Indonesian state-owned Bank Negara Indonesia (BNI) is exploring setting up a venture capital arm and begin investing in fintech startups, according to BNI director Rico Rizal Budidarmo.
“There has been a proposal about that, and it’s already sitting on my desk right now. It’s only a matter of time,” Budidarmo told reporters in Jakarta.
“In the meantime, we have already launched a few initiatives to promote fintech, particularly digital banking.
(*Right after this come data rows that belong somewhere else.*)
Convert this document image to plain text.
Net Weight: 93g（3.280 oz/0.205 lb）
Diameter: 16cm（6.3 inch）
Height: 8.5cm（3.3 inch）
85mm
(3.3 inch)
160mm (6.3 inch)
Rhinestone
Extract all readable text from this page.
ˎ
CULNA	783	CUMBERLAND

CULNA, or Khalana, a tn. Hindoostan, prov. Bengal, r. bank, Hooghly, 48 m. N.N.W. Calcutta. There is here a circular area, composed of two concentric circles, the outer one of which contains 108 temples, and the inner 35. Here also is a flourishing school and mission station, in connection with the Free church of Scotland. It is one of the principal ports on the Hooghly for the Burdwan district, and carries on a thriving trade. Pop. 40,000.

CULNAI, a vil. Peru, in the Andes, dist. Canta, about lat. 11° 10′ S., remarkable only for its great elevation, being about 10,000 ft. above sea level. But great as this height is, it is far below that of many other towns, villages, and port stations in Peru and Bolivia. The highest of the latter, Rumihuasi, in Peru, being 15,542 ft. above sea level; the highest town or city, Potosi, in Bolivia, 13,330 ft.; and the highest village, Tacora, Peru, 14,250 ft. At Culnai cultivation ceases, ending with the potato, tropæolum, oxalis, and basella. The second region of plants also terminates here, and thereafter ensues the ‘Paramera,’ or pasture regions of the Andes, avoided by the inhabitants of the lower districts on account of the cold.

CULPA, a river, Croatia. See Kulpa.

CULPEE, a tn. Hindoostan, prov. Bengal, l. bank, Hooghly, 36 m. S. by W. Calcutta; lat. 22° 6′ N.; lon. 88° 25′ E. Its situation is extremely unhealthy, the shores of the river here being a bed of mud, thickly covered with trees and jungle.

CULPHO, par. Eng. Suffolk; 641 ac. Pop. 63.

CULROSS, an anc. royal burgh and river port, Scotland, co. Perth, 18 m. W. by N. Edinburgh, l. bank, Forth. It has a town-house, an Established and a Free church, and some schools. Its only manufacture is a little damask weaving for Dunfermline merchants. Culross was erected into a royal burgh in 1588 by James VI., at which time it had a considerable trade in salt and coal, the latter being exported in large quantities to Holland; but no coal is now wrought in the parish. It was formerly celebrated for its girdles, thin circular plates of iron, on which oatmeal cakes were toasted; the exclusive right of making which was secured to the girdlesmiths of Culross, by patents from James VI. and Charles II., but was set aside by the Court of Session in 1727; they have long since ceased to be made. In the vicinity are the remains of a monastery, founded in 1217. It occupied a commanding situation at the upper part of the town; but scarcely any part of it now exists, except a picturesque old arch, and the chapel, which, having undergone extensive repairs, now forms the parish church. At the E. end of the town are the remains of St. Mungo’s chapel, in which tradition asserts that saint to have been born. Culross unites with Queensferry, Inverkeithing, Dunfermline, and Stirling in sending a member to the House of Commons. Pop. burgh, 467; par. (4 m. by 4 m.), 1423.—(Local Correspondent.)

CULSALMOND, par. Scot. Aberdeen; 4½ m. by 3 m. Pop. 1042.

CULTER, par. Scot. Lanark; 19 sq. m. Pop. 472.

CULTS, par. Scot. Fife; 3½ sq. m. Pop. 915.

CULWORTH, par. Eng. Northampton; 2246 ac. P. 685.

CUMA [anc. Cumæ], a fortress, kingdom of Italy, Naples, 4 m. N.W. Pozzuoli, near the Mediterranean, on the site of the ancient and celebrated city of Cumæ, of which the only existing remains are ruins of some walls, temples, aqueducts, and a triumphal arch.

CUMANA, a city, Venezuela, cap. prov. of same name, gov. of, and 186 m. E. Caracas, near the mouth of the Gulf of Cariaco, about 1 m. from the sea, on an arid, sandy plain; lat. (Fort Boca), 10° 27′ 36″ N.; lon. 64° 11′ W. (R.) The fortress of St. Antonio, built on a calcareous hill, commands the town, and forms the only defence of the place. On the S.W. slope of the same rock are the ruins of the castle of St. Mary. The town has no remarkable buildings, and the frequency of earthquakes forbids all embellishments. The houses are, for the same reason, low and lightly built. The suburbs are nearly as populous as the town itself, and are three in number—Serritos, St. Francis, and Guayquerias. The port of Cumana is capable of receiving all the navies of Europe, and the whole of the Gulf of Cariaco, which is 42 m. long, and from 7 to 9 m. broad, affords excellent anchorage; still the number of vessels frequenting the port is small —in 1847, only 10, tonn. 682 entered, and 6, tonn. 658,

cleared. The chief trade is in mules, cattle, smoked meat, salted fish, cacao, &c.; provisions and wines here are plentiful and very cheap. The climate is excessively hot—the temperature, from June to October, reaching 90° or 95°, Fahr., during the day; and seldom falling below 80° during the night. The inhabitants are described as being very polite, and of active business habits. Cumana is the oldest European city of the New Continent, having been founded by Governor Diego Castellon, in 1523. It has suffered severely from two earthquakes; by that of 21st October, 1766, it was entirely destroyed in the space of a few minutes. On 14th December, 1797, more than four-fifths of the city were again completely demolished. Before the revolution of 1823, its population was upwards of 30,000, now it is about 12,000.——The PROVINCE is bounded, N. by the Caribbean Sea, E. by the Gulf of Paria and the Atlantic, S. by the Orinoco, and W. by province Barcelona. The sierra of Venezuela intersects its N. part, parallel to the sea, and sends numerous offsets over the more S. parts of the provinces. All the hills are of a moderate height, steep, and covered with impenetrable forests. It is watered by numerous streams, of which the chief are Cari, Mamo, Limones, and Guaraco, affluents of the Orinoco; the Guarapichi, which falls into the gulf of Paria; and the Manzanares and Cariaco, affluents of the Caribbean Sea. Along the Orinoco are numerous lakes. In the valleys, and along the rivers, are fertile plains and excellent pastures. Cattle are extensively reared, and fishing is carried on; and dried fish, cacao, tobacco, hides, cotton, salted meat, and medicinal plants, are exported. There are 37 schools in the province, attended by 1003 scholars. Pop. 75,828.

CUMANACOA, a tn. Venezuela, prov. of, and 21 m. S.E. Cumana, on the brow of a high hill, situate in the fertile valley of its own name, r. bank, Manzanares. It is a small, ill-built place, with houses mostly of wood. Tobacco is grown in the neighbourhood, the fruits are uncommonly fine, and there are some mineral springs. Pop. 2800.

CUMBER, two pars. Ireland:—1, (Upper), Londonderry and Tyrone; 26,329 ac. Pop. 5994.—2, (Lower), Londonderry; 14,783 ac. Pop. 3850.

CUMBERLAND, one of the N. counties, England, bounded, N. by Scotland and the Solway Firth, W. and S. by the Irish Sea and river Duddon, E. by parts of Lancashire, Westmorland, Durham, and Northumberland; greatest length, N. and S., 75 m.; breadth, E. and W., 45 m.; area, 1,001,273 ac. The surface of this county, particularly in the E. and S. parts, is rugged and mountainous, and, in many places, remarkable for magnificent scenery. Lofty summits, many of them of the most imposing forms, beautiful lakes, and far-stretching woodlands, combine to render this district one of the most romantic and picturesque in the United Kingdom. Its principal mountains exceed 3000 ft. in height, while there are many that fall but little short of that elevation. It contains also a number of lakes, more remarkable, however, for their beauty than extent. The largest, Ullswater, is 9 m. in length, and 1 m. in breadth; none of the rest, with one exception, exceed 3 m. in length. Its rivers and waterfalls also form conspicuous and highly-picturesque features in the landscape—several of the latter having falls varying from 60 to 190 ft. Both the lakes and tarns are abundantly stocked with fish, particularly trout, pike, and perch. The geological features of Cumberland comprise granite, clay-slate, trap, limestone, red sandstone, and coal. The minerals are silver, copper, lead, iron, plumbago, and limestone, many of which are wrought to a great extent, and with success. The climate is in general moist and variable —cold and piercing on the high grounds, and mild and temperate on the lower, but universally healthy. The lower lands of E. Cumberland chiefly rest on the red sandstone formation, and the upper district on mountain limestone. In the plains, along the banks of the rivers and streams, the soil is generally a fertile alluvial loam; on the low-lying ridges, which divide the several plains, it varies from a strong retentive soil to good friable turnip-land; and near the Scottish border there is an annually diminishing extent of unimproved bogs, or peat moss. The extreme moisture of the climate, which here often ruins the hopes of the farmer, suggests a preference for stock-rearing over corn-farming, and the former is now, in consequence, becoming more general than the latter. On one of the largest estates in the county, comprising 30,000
As an organisation, we also have many designated divisions to help us develop this technology to support the business,” he added.
If realized, the move would put BNI among a host of banks that have already launched, or are planning to acquire, their own VC entities.
The most notable of these is state-owned Bank Mandiri that launched its own VC unit in 2015. The VC arm, Mandiri Capital Indonesia (MCI), has been one of the most active investors in fintech since then, committing $15-20 million in investments per year.
Recently, state lender Bank Rakyat Indonesia (BRI) also announced that it was in the process of acquiring a VC firm.
The due diligence is currently underway and is expected to conclude this year. “(The acquisition is) considering that we don’t have VC and security subsidiaries yet. We continue to focus on expanding and strengthening our subsidiary units,” BRI president director Suprajarto was quoted as saying earlier.
It is very likely that the lender’s new VC arm will be headed by Indra Utoyo, a former director for innovation and strategic portfolio at Telkom, whom BRI appointed last March as its operational director.
In January this year, private lender Bank Central Asia (BCA) launched a venture capital business unit called Central Capital Ventura (CCV). It has committed Rp 200 billion ($15 million) in investments so far.
According to market observers, total investment into the Indonesian fintech industry is expected to reach $8 billion by 2018. Authorities and players alike have been working together to embrace the boom, launching new regulations and injecting capital into the sector.